Is a deeply disturbing historically – and resurfacing – oppressive regime of violence not “our” problem because “we” were not affected by it?

Are we, perhaps, making a big deal of an acronym or a name here, when for the larger Indian socio-politico-cultural memory, it makes no clear association?

Or, do we throw away the term in the trash-bin of History because it is irrelevant for us, when one is also reminded that India has yet to rid itself of the evils of colourism, casteism, and marginalised discrimination in varied structures of society? Particularly, India’s current entanglements with far-right politics and the increasingly divisive politics has even witnessed lynching and violence against the marginalised that has daily come to shape the nation’s realities in the present times.

No, It’s Not Being ‘Too Politically Correct’

In such a moment when identity is the keyword, and shapes dynamics of survival and solidarity, framing and language matter. Perhaps even more when it comes from famous figures who have a certain platform and are heard and followed transnationally. Maybe, finding an alternate subversive frame to reclaim a term/concept, could in some cases ease some scars of the old and what it evokes. Yet, without that kind of alternate framing, it all boils down to the problem of trivialising history, making it a farce. And that’s how events that beget trauma get normalised around us: because they are not “our” histories.

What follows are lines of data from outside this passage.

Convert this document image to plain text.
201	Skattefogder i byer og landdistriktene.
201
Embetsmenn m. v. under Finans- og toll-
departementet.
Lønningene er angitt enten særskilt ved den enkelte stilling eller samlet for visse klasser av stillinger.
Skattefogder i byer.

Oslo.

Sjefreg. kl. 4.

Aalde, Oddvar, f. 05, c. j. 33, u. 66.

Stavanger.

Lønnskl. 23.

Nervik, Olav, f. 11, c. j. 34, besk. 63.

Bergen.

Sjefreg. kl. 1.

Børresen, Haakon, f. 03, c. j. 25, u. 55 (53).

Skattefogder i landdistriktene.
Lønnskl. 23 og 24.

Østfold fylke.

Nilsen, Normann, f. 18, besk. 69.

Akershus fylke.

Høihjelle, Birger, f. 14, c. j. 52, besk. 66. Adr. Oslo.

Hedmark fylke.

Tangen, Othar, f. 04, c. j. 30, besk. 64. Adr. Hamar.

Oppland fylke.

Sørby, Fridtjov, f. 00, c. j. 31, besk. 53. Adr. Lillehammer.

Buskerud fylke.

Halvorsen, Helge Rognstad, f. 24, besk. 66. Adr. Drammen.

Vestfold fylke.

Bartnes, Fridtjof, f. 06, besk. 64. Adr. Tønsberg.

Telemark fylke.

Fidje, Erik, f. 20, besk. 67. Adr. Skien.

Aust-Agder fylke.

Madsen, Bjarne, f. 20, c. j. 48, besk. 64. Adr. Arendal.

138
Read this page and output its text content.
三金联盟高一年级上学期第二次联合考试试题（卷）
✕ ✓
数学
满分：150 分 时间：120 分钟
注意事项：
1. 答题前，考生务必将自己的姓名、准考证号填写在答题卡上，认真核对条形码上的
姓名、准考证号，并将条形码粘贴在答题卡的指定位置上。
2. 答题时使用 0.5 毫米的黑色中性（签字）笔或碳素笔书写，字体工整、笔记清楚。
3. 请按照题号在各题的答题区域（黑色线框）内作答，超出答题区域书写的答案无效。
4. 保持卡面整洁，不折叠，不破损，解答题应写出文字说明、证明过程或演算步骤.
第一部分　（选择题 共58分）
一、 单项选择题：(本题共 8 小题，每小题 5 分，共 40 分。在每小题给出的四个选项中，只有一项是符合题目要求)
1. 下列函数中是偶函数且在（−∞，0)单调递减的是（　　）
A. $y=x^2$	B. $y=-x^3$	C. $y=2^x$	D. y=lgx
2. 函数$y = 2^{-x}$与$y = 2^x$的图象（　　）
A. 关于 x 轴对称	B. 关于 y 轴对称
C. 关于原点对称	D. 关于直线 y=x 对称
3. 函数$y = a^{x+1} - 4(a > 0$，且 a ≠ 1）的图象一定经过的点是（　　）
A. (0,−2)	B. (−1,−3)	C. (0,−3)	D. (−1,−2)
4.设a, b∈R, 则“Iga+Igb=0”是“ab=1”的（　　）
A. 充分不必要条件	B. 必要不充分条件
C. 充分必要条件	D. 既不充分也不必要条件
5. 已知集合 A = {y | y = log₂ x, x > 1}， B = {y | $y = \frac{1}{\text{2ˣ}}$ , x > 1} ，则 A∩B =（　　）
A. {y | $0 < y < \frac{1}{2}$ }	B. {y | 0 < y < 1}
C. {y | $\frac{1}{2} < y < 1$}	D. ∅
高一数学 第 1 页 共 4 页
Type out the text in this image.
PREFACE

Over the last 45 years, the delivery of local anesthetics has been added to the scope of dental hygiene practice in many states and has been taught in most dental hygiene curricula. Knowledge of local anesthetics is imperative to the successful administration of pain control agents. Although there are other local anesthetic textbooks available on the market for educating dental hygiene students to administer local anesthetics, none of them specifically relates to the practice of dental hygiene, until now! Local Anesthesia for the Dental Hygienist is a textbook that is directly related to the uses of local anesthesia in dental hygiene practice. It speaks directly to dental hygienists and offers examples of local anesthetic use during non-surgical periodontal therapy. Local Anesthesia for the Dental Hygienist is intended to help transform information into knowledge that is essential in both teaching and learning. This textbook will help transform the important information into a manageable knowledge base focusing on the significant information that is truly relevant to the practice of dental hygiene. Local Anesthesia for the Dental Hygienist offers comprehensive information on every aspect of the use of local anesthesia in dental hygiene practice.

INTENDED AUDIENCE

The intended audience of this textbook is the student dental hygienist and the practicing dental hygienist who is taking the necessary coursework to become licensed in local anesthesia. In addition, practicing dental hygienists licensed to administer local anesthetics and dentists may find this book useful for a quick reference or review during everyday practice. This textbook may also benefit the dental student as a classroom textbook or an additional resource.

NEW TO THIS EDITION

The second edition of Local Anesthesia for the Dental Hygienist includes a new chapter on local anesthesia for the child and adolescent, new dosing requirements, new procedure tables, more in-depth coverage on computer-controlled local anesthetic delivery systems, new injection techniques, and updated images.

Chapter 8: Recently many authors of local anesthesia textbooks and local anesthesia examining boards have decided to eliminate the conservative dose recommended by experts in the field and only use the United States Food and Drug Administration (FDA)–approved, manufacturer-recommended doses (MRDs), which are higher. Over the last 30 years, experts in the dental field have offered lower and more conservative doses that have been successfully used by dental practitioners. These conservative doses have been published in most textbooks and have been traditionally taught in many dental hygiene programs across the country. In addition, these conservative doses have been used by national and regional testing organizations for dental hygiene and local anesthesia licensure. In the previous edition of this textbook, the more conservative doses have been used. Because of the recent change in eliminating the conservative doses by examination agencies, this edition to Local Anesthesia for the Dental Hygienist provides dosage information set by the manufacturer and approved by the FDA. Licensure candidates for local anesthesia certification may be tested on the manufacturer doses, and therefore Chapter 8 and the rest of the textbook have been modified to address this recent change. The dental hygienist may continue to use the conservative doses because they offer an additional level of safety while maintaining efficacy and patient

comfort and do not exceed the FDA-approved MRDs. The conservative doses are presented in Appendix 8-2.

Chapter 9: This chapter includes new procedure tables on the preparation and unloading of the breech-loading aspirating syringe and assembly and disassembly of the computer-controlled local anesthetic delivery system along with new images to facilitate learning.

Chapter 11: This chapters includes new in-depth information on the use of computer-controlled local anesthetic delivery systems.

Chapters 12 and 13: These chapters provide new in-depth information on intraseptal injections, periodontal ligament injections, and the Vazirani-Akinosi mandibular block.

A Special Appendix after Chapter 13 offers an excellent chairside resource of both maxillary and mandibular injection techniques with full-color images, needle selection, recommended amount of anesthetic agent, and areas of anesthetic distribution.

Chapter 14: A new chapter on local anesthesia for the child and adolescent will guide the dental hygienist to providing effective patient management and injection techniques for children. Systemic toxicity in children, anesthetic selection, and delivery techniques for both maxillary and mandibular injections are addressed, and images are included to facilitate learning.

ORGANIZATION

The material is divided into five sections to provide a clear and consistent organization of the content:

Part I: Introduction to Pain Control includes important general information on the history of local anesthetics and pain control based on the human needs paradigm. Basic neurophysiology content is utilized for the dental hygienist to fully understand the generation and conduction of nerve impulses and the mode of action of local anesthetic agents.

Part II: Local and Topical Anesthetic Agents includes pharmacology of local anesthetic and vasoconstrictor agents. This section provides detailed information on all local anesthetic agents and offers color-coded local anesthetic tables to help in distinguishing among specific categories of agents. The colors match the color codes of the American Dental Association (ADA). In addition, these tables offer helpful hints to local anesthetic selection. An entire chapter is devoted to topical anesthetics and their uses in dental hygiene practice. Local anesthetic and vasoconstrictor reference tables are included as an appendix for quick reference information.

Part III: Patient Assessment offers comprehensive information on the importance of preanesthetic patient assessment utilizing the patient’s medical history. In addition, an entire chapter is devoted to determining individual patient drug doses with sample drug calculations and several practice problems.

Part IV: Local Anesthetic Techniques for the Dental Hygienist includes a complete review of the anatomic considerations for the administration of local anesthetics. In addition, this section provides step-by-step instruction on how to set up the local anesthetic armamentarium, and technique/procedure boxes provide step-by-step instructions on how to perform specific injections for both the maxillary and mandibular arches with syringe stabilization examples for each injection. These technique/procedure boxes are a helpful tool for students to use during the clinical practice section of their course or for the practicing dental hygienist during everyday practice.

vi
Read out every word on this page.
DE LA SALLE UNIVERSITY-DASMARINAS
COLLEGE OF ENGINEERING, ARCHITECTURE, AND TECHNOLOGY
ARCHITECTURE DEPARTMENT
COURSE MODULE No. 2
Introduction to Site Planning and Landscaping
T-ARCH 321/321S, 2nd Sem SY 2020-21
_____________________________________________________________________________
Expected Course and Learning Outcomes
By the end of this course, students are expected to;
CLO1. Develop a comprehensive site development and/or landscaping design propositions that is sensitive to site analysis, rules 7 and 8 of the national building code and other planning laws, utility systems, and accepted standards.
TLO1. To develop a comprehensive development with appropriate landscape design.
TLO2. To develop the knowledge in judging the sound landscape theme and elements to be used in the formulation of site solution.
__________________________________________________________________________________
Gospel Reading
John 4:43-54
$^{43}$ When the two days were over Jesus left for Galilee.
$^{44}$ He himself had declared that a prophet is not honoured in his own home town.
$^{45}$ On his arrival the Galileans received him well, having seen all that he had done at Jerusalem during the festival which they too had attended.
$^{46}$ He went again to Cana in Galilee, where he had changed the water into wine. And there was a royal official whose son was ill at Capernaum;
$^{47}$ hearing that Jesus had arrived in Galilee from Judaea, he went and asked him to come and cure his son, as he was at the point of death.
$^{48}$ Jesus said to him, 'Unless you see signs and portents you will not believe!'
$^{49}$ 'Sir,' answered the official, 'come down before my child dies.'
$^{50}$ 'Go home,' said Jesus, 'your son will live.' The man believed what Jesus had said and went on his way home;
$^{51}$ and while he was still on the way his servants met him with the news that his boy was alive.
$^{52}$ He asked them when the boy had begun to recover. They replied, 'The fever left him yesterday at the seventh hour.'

A term/acronym could be deemed harmless beyond its relevant spaces and places, and raises the question whether we are simply being “too politically correct”. It, however, also begs us to rethink of our own empathetic ethico-social roles we play in our daily lives for people who may have been affected, if not us.

(Amrita Ghosh is a postdoctoral researcher at the Center of Concurrences in Colonial and Postcolonial Studies, Linnaeus University, Sweden. She has a Ph.D in Postcolonial Literature and Partition Studies from USA, and has been a lecturer at Seton Hall University, New Jersey.)